Which suggests to me that 6 seconds is so frequent that the second scrape doesn't actually scrape any new metrics.
It seems like tha main culprits are attached_validator_balance
and attached_validator_balance_created
:
admin@master-01.do-ams3.metrics.hq:~ % sudo journalctl --since '1 hour ago' -a -u cortex | awk '/nimbus.pyrmont/{match($0, /__name__=\\"([^"]+)\\"/, r); a[r[1]]++}END{for(x in a){printf "%5d - %s\n", a[x], x}}' | sort -h | tail
7 - netdata_services_throttle_io_read_KiB_persec_average
7 - nim_gc_mem_bytes
7 - process_start_time_seconds
8 - libp2p_pubsub_received_ihave_created
8 - netdata_apps_mem_MiB_average
8 - process_resident_memory_bytes
11 - process_virtual_memory_bytes
15 - process_cpu_seconds_total
688 - attached_validator_balance_created
690 - attached_validator_balance
Which would suggest to me that the code that returns values for validator balances don't return new values frequently enough, or something like that.

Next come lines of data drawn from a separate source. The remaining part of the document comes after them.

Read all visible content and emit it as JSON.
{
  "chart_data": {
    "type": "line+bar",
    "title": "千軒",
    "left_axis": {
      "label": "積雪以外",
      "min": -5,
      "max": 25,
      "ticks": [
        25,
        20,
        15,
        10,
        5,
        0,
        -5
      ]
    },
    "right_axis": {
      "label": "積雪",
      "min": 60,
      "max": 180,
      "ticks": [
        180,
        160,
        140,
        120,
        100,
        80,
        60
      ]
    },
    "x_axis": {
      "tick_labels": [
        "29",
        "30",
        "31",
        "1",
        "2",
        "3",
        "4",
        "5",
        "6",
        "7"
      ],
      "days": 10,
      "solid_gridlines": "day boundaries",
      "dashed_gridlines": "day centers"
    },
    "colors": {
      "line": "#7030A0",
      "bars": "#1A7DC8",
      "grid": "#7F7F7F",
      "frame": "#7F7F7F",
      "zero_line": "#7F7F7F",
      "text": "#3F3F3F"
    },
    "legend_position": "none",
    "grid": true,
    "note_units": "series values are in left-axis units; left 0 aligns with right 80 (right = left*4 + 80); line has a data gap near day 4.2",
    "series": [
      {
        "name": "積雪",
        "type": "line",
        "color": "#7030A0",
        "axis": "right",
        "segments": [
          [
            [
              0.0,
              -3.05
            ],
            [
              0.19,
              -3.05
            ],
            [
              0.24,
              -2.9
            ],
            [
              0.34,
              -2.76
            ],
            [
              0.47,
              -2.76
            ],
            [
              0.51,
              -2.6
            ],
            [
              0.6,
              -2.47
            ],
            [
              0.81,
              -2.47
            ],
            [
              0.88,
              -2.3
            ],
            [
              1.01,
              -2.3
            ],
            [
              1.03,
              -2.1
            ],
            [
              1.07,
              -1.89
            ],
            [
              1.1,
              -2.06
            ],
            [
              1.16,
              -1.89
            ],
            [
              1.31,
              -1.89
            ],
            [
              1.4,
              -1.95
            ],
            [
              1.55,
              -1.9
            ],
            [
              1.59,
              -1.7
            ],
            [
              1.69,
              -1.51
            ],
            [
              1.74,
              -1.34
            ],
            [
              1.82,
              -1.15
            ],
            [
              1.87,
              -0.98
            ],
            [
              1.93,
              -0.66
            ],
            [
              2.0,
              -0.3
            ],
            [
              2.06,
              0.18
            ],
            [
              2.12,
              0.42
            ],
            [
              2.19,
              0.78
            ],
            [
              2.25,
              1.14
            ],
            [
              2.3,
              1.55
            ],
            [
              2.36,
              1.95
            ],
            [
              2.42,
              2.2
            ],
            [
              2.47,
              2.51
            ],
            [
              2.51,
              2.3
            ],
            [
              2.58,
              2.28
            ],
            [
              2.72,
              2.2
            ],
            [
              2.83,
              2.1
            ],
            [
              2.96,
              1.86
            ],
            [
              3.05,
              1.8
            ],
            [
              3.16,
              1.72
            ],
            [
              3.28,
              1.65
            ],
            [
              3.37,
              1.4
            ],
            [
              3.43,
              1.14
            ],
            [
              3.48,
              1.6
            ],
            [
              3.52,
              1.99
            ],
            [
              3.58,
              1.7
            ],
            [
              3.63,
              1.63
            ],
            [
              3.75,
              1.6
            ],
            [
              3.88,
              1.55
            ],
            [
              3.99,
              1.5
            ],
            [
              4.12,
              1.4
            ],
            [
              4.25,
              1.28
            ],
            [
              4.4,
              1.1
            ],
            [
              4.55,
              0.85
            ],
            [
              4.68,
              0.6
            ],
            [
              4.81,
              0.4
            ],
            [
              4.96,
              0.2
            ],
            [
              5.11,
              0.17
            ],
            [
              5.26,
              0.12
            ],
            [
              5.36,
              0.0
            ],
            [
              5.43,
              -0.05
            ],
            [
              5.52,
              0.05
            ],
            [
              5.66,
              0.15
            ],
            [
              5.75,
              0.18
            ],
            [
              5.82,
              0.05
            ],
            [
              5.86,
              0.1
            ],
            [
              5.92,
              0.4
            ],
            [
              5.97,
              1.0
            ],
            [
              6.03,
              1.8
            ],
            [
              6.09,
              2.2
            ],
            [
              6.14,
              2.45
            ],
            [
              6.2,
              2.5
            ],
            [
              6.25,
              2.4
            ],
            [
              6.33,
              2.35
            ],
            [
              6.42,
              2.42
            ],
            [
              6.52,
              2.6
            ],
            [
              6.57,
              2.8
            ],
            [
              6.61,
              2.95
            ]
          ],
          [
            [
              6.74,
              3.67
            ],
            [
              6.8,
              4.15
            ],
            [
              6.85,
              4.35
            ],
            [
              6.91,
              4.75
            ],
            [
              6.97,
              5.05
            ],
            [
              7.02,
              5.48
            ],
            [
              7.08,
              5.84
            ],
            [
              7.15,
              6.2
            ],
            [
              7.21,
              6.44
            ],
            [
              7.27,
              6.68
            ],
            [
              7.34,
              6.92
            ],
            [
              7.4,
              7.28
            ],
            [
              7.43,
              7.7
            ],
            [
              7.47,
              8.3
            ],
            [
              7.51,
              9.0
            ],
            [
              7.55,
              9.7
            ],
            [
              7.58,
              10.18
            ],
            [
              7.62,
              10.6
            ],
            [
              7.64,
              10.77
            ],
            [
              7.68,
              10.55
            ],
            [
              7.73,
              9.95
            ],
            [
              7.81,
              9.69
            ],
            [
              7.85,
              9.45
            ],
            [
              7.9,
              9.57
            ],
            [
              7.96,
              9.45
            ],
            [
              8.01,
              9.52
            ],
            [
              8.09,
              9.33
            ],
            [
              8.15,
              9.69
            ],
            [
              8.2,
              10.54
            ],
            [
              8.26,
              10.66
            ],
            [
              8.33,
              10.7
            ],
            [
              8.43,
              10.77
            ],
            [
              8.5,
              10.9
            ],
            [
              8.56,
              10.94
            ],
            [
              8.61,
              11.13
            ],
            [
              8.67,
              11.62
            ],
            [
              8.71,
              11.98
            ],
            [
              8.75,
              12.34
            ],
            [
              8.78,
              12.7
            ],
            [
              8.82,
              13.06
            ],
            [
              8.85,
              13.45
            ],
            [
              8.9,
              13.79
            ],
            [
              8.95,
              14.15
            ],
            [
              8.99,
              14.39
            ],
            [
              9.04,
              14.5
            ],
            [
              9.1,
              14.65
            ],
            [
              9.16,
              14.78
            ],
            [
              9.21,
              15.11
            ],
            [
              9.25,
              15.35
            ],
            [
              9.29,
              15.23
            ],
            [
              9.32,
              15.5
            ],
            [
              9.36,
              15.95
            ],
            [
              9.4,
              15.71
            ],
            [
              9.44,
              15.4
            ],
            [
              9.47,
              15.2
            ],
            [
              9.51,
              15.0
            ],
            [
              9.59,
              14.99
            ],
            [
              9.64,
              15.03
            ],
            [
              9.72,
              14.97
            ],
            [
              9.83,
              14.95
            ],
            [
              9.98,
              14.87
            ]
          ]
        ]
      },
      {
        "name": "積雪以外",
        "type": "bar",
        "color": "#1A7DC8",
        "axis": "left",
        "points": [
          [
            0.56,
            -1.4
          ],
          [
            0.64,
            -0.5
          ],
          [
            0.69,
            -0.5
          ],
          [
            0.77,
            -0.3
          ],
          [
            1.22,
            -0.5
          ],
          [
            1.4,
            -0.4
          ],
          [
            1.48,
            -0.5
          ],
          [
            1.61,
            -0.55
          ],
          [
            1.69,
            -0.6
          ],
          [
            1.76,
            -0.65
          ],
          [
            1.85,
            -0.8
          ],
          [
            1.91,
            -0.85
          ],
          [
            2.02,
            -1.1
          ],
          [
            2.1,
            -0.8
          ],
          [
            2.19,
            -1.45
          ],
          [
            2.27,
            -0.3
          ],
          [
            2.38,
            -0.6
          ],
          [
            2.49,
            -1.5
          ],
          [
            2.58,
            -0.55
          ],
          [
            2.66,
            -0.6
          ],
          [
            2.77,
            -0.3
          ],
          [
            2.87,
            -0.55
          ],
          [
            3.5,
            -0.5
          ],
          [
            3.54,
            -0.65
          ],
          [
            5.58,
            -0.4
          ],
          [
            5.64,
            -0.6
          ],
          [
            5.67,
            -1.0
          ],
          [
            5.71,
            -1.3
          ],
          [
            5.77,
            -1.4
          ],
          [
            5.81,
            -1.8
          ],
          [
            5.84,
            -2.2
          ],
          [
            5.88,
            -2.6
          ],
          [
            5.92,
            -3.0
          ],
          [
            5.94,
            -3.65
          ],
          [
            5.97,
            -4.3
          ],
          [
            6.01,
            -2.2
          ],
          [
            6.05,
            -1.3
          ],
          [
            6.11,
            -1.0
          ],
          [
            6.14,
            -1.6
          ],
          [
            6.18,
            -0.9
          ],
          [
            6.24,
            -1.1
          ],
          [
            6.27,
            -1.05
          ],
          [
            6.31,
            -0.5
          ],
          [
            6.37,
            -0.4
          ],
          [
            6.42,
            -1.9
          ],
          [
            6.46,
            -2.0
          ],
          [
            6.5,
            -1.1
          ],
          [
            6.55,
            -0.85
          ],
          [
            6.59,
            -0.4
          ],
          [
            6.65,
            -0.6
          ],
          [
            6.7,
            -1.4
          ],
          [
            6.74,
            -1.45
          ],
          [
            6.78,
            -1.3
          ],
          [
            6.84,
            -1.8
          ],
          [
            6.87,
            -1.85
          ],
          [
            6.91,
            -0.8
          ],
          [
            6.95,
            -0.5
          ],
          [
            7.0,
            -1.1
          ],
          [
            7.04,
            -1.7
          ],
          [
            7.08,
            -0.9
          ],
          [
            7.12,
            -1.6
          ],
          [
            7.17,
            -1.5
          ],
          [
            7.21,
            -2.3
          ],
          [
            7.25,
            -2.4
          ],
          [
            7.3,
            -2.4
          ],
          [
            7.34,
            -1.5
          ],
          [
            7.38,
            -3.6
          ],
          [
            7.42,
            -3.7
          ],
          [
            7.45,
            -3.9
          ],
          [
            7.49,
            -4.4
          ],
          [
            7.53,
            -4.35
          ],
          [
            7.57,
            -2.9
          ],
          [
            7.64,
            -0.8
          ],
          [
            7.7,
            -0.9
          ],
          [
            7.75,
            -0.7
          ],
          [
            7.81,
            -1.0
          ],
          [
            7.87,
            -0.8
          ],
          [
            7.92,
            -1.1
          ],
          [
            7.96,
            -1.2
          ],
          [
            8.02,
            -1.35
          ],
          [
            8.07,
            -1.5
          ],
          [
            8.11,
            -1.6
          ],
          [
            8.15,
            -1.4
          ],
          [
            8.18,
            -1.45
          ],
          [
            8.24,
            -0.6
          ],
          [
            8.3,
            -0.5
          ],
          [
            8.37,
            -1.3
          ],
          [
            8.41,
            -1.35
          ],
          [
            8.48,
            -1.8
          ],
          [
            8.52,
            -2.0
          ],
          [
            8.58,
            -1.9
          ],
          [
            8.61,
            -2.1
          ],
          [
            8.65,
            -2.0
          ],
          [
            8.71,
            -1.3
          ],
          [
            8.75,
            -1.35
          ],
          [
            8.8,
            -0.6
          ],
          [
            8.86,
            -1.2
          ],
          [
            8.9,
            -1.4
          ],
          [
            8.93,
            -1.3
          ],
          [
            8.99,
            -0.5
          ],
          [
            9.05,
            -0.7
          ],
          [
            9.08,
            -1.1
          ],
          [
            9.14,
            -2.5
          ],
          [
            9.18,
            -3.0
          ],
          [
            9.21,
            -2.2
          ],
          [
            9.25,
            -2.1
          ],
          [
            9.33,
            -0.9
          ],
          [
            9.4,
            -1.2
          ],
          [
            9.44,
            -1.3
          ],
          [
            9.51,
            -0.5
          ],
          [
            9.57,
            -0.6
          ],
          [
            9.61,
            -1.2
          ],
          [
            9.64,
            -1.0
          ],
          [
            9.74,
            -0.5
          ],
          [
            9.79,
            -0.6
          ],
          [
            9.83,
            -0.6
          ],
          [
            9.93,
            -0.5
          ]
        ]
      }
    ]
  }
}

Well whatever, for now I made it 12 seconds(https://github.com/status-im/infra-hq/commit/001841f6) and I'm gonna leave it at that for now.
cc @jakubgs what's the current setting, and does it match the grafana configuration? if yes, we could close this I believe?
The current setting is 12 seconds:
{{ job('beacon-node-metrics', interval='12s') }}
And it is changed on metrics.status.im
, but not on grafana.status.im
, because that's mostly not using 12s intervals:
In eth2, things happen at a 12s cadence, so it makes sense that monitoring tools poll once every 12s, instead of the default 15s - this should make the graphs line up better with fewer spikes / irregularities that are caused by lack of timing sympathy.